Validation of Remaining Useful Life Prediction of Li-Ion Battery based on the Voltage Drop Ms. Yuri YUN, Seokgoo KIM, Kyusung JUNG and Joo-ho CHOI (University, Korea Aerospace University)
Batteries, which are used for the energy storage and power distribution, tend to degrade, and their capacity declines with repeated charging and discharging cycles. The battery is considered to fail when it reaches 80% of its initial capacity. In general, the battery state under operation can be characterized by identifying the state of health (SOH) and state of life (SOL), which refer the capacity degradation and remaining useful life respectively. Recently, authors have found that the SOH can be indirectly estimated based on the observation that the slope of voltage curve under charging is proportional to the capacity degradation. In the study, only the full charge and discharge cycles under room temperature were conducted with Li-ion battery, which is not the case in reality. In this study, more research is conducted to find out more reliable and robust measurement of the capacity and voltage drop that may be independent of the degradation conditions.
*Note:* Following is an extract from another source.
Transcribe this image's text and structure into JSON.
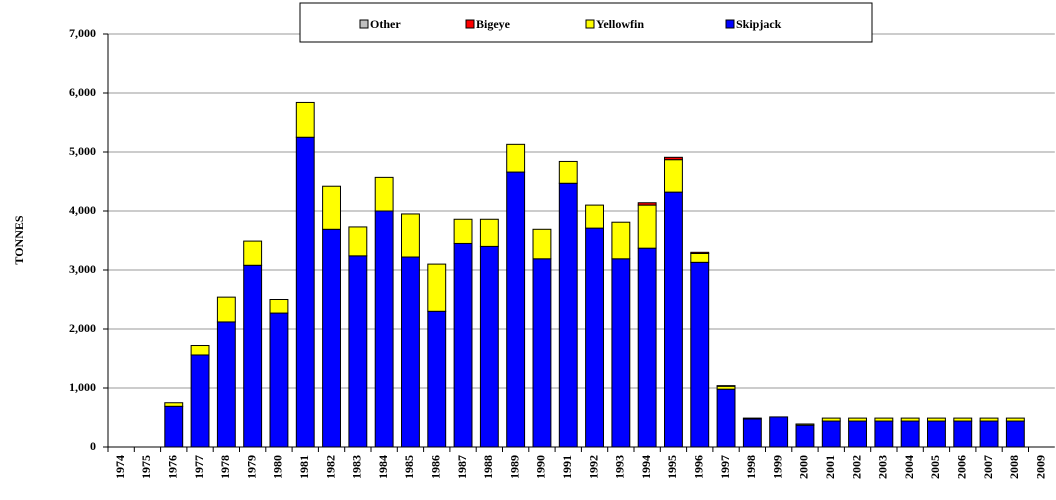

Several tests are made under various C-rates, charging stabilization time and surrounding temperatures. Once succeeded, the regression model is established between the capacity and voltage drop, that is used in the estimation of the SOH. Adaptive Particle filtering (APF) framework is then applied during the battery usage to estimate the SOH and predict the RUL in the form of a probability distribution. In the APF, the recursive state transition and measurement functions are given by the empirical degradation model and the regression model, respectively. The APF performs the two functions at the same time which are the anomaly detection and prognostics. Experiments are conducted for a Li-ion battery by repeating full charge discharge cycles, in which a fault is imbedded to change the degradation pattern at a certain moment of the cycle to illustrate the technique.